Vous signalez qu’une des communicantes les plus en vue a déclaré « la vérité n’est pas mon sujet ». Faut-il opposer les sciences sociales à la communication ?
J’ai indiqué nettement dans un Manifeste pour les sciences sociales que j’ai co-signé avec Craig Calhoun, directeur de la London School of Economics, que la raison d’être des sciences sociales, c’est la vérité. Bien sûr, les chercheurs débattent entre eux, la quête de la vérité laissant une large part à la critique ; la démonstration, la preuve, sont des enjeux importants d’autant, qu’à de rares exceptions près (psycho-sociologie, notamment), il est impossible de reproduire nos expériences.
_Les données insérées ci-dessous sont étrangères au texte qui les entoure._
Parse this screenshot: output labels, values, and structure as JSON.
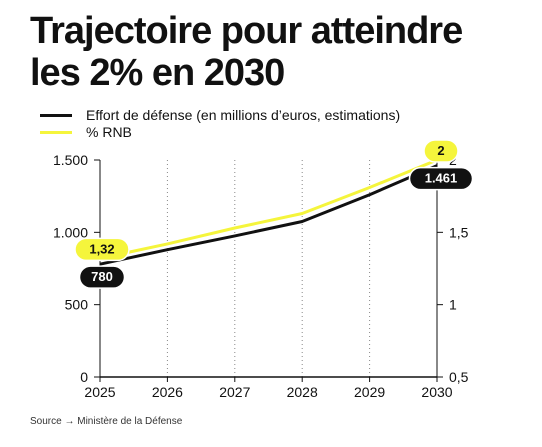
{
  "title_lines": [
    "Trajectoire pour atteindre",
    "les 2% en 2030"
  ],
  "source": "Source → Ministère de la Défense",
  "colors": {
    "effort": "#111111",
    "rnb": "#f5f53c",
    "grid": "#888888"
  },
  "chart_data": {
    "type": "line",
    "x": [
      2025,
      2026,
      2027,
      2028,
      2029,
      2030
    ],
    "series": [
      {
        "name": "Effort de défense (en millions d’euros, estimations)",
        "axis": "left",
        "values": [
          780,
          880,
          975,
          1075,
          1260,
          1461
        ]
      },
      {
        "name": "% RNB",
        "axis": "right",
        "values": [
          1.32,
          1.42,
          1.53,
          1.63,
          1.81,
          2.0
        ]
      }
    ],
    "y_left": {
      "range": [
        0,
        1500
      ],
      "ticks": [
        0,
        500,
        1000,
        1500
      ],
      "tick_labels": [
        "0",
        "500",
        "1.000",
        "1.500"
      ]
    },
    "y_right": {
      "range": [
        0.5,
        2
      ],
      "ticks": [
        0.5,
        1,
        1.5,
        2
      ],
      "tick_labels": [
        "0,5",
        "1",
        "1,5",
        "2"
      ]
    },
    "x_tick_labels": [
      "2025",
      "2026",
      "2027",
      "2028",
      "2029",
      "2030"
    ],
    "annotations": [
      {
        "series": 0,
        "index": 0,
        "text": "780"
      },
      {
        "series": 0,
        "index": 5,
        "text": "1.461"
      },
      {
        "series": 1,
        "index": 0,
        "text": "1,32"
      },
      {
        "series": 1,
        "index": 5,
        "text": "2"
      }
    ],
    "grid": "dotted-vertical"
  }
}
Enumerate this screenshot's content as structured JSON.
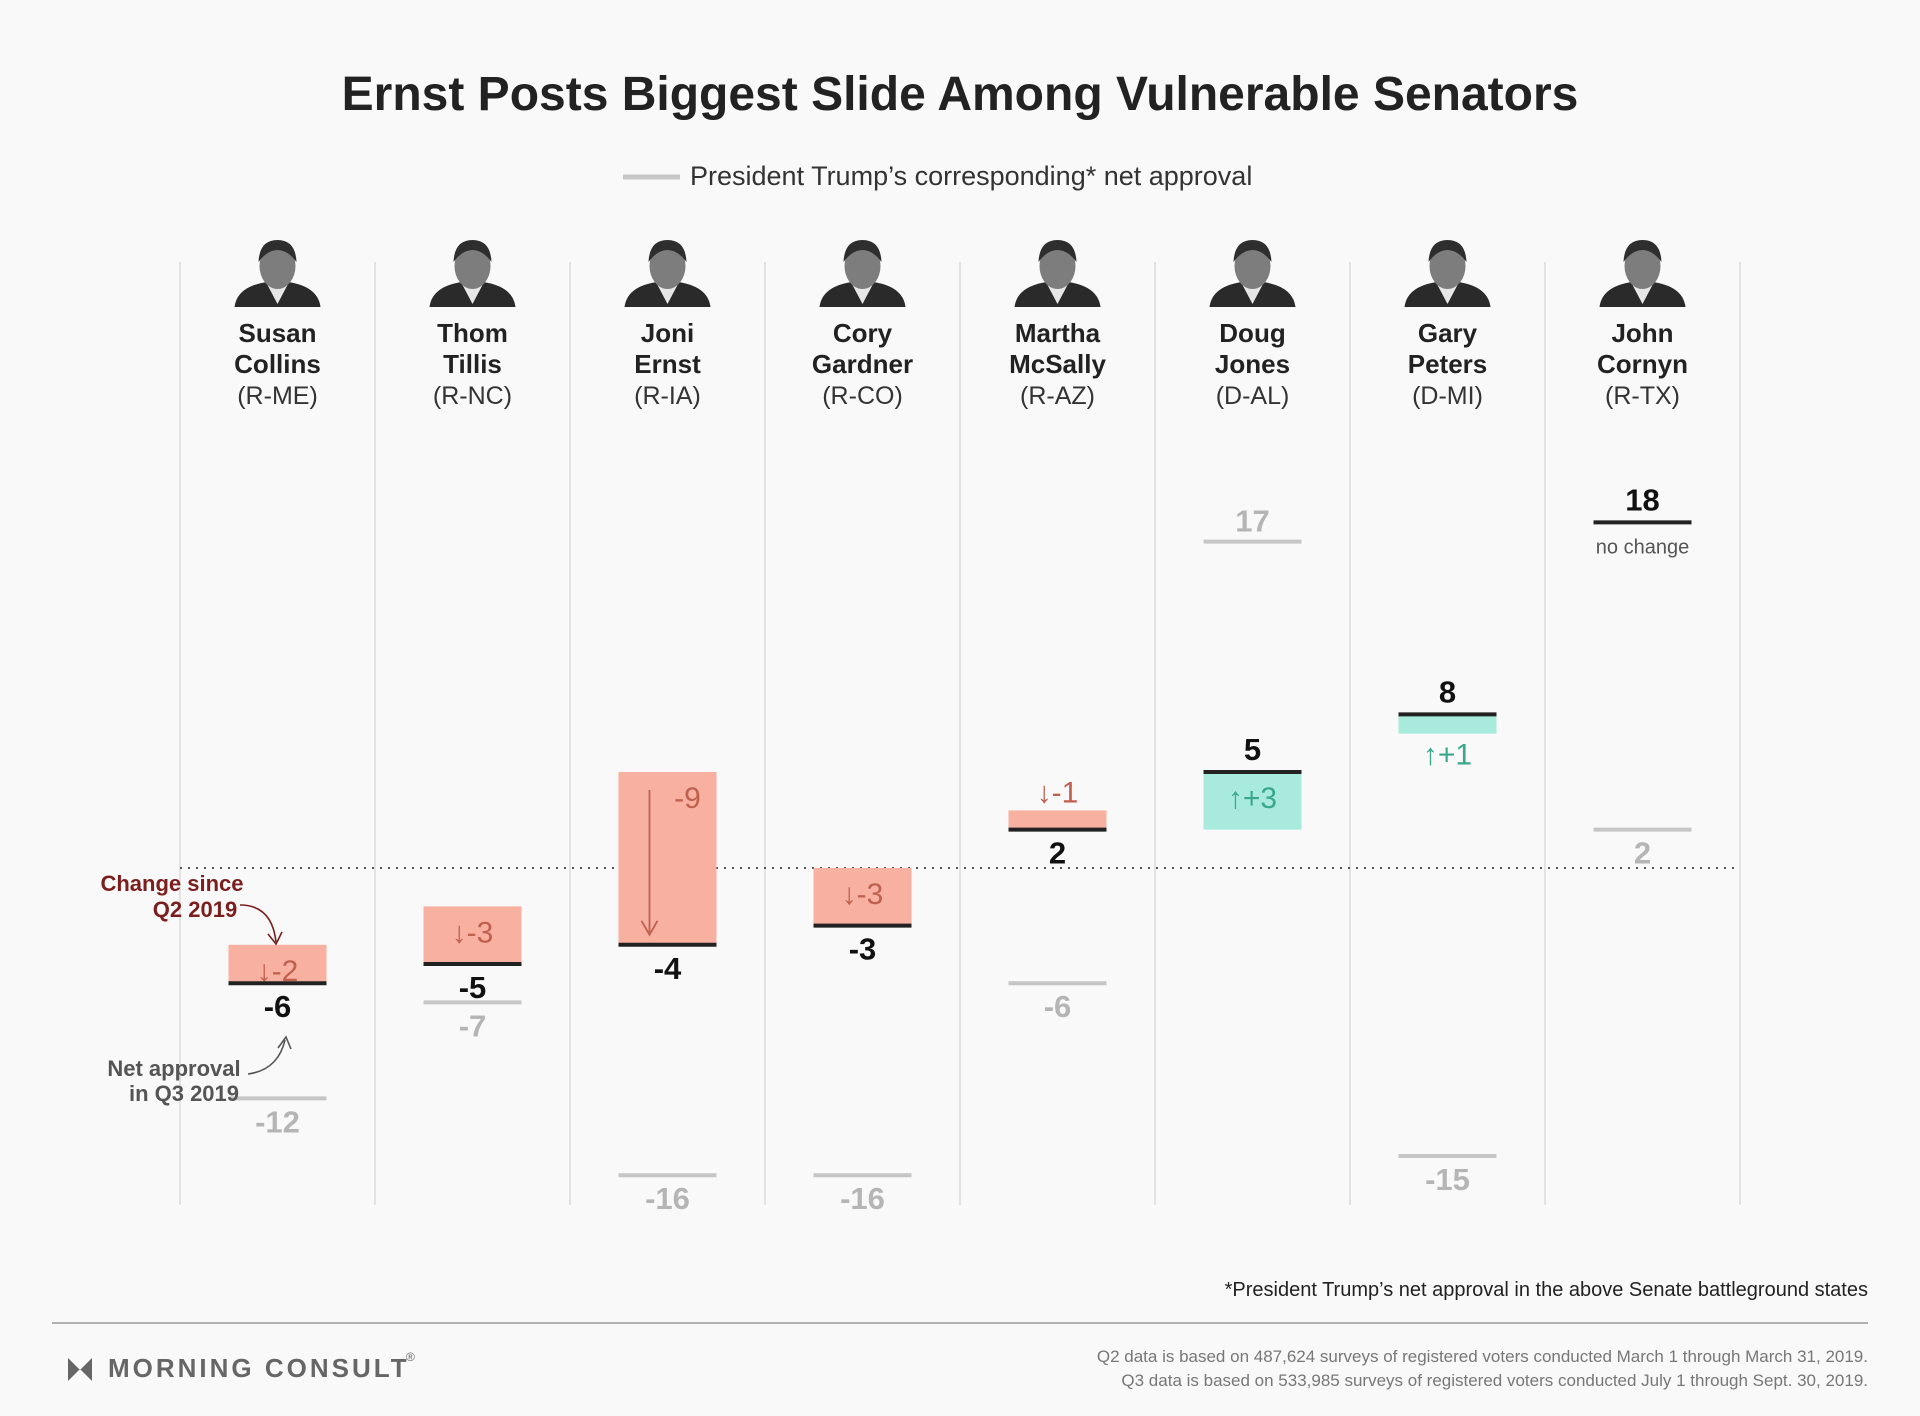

La communication politique, elle, n’est pas de l’ordre de la production et de la diffusion du savoir, mais constitue une pratique où il s’agit de parvenir à certaines fins en utilisant des ressources médiatiques. Elle repose sur un savoir empirique, certainement, et sur des outils, notamment numériques. Mais comme le dit sans détour cette communicante, la vérité n’est pas son enjeu. Il est vrai qu’il existe des enseignements de communication politique qui peuvent mobiliser les sciences sociales, mais c’est alors à des fins instrumentales, et non pour faire acquérir aux élèves plus de réflexivité et de goût pour l’analyse en profondeur. Pour le dire plus brutalement : la communication politique est du côté du pouvoir (ou du contre-pouvoir), de l’argent, et éventuellement du cynisme, là où les sciences sociales sont du côté de la vérité et, souvent, de la justice sociale. La première manipule parfois les secondes, qui elles-mêmes, éventuellement, font de la première non pas une source de connaissances, mais un objet à étudier, une pratique sociale à critiquer.